Are schools killing creativity?

hard to say, things like art my view has changed with ever since i went to uni, whilst was at school was told copying was bad and that i shouldnt do it, then at uni was told by one of my lecturers (did concept art on some of the needs for speeds, stars wars games) that i should copy so i can pick up new techniques which i could then apply to my own pieces
 
I feel that throughout my art GCSE my creativity was constantly battered down and that the curriculum did not offer room for creativity whatsoever.
As I've got older, creativity throughout my subjects is more appreciated so it is indeed hard to say.
 
I believe some schools encourage creativity and help to improve it.
When I was younger, in elementary we didn't do a lot of actual learning. Instead, we spent most of the class time working on creative projects that really had nothing to do with learning at all.

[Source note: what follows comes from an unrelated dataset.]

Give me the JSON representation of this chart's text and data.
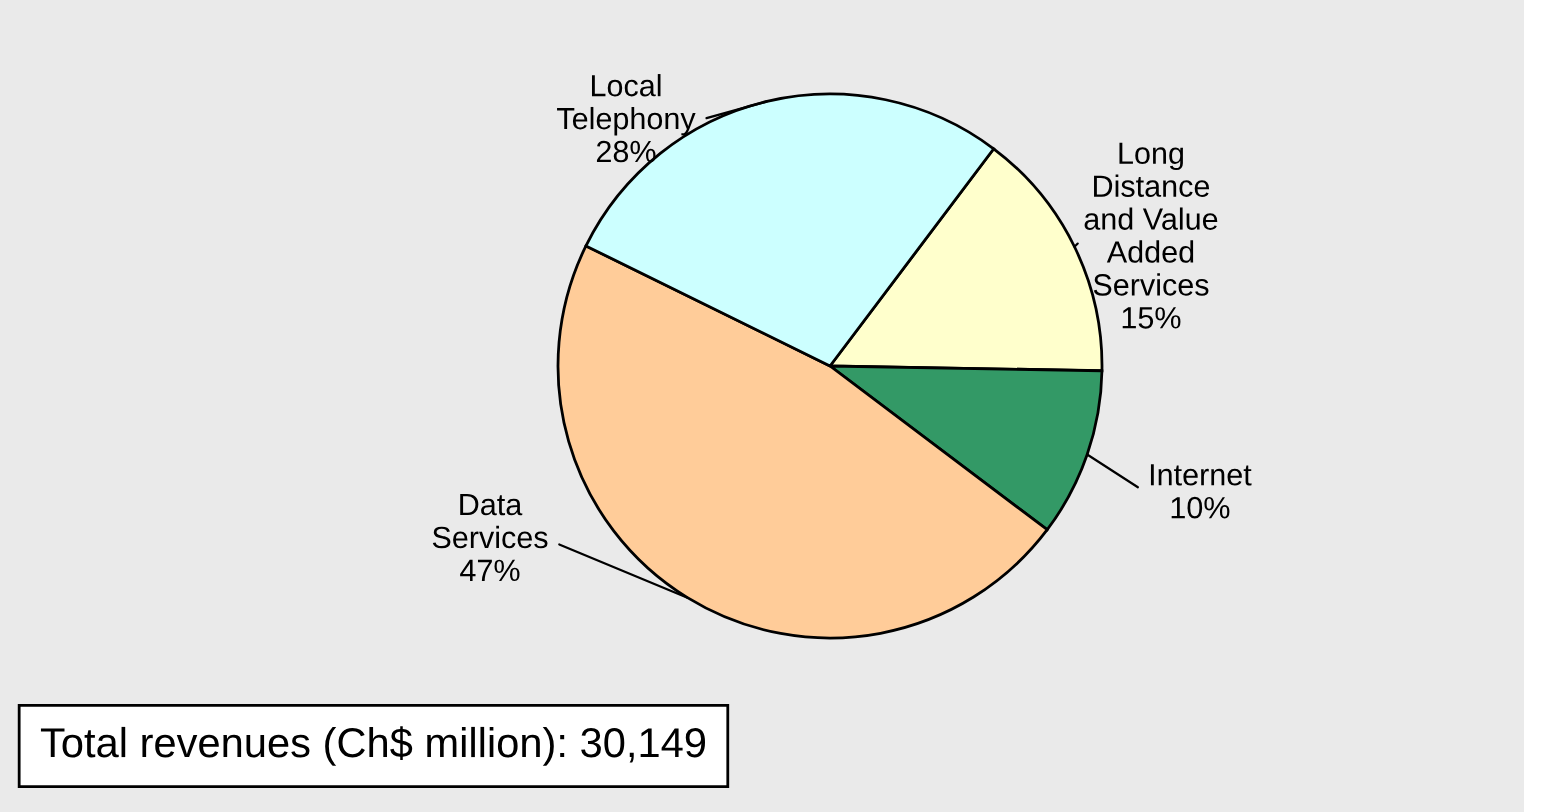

When I got older, in high school, I realized that art wasn't as appreciated as it was when I was younger. But, I don't know if I would say the curriculum "killed" my creativity. A lot of people in my school were into art, but they all had the same idea that "art wasn't a career".
 
"Pupils; if Jack has twenty apples and John has ten, how fast is their car going in correlation to the nearby steam train heading from London to Glasgow?"

My point? The curriculum is full of pointless **** that nobody will ever need to learn; this is what college and universities are for, to learn specific subjects in depth. Anything like creativity or "life" knowledge is pretty much absent...oh, and all teachers now-a-days care about is you getting high grades, no matter how you achieve them.